No. If you set spark.serializer to org.apache.spark.serializer. KryoSerializer then Spark will use Kryo. If Kryo is not available, you will get an error. There is no fallback.

So what is this Kryo registration then?

When Kryo serializes an instance of an unregistered class it has to output the fully qualified class name. That's a lot of characters. Instead, if a class has been pre-registered, Kryo can just output a numeric reference to this class, which is just 1-2 bytes.

This is especially crucial when each row of an RDD is serialized with Kryo. You don't want to include the same class name for each of a billion rows. So you pre-register these classes. But it's easy to forget to register a new class and then you're wasting bytes again. The solution is to require every class to be registered:

conf.set("spark.kryo.registrationRequired", "true")

Now Kryo will never output full class names. If it encounters an unregistered class, that's a runtime error.

Unfortunately it's hard to enumerate all the classes that you are going to be serializing in advance. The idea is that Spark registers the Spark-specific classes, and you register everything else. You have an RDD[(X, Y, Z)]? You have to register classOf[scala.Tuple3[_, _, _]].

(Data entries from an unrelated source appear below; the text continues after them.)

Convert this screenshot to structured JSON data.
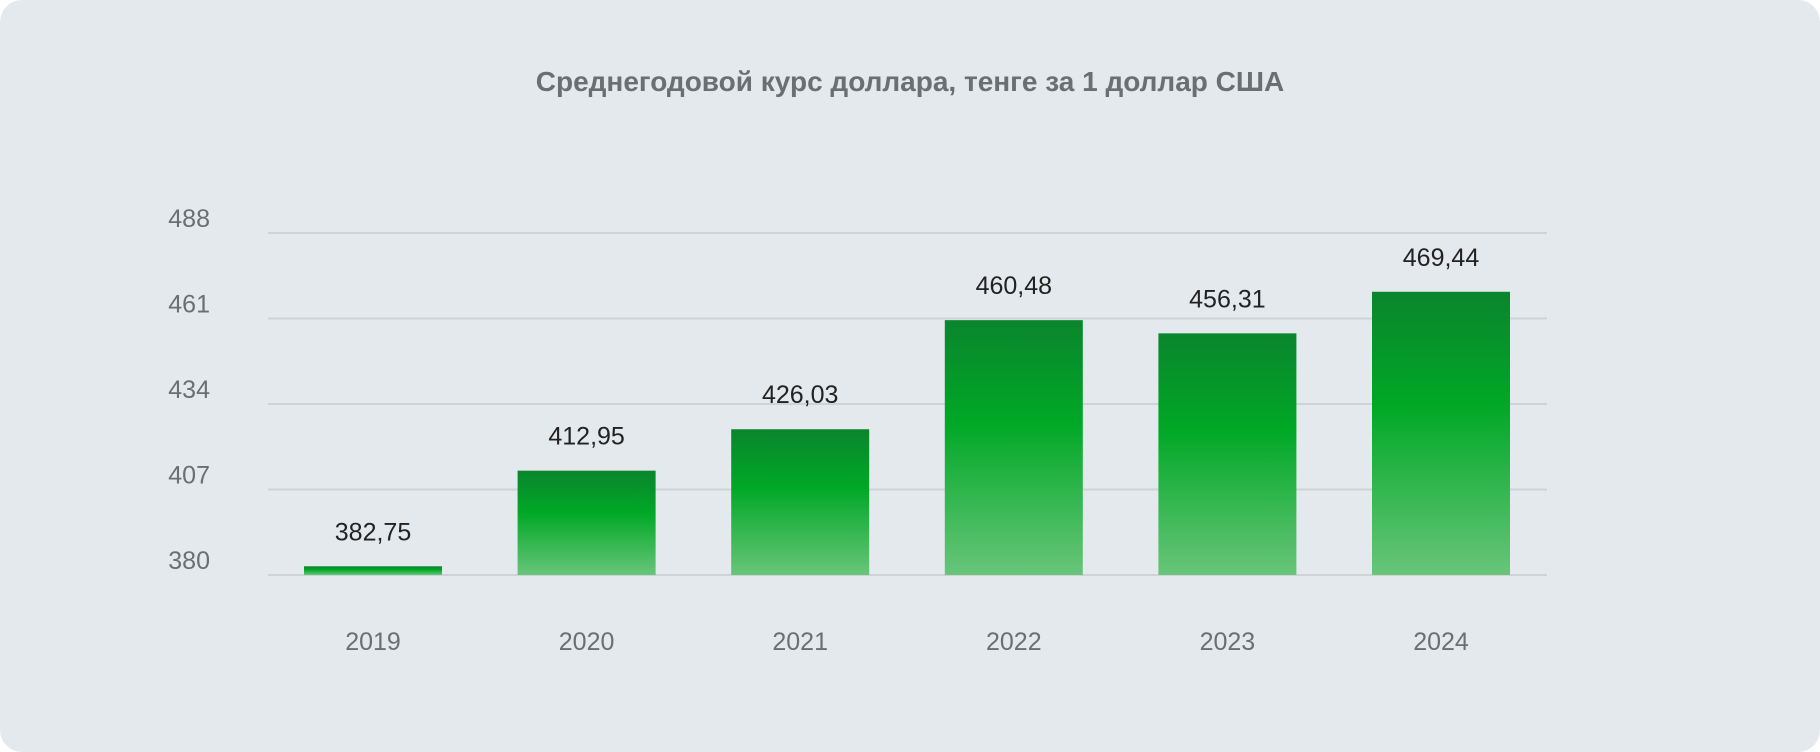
{
  "chart_data": {
    "type": "bar",
    "title": "Среднегодовой курс доллара, тенге за 1 доллар США",
    "categories": [
      "2019",
      "2020",
      "2021",
      "2022",
      "2023",
      "2024"
    ],
    "values": [
      382.75,
      412.95,
      426.03,
      460.48,
      456.31,
      469.44
    ],
    "value_labels": [
      "382,75",
      "412,95",
      "426,03",
      "460,48",
      "456,31",
      "469,44"
    ],
    "yticks": [
      380,
      407,
      434,
      461,
      488
    ],
    "ylim": [
      380,
      488
    ],
    "grid": true,
    "xlabel": "",
    "ylabel": "",
    "colors": {
      "bar_top": "#0a852d",
      "bar_mid": "#00a826",
      "bar_bottom": "#68c57a",
      "grid": "#cfd3d7",
      "background": "#e4e9ed"
    }
  }
}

The list of classes that Spark registers actually includes CompactBuffer, so if you see an error for that, you're doing something wrong. You are bypassing the Spark registration procedure. You have to use either spark.kryo.classesToRegister or spark.kryo.registrator to register your classes. (See the config options. If you use GraphX, your registrator should call GraphXUtils. registerKryoClasses.)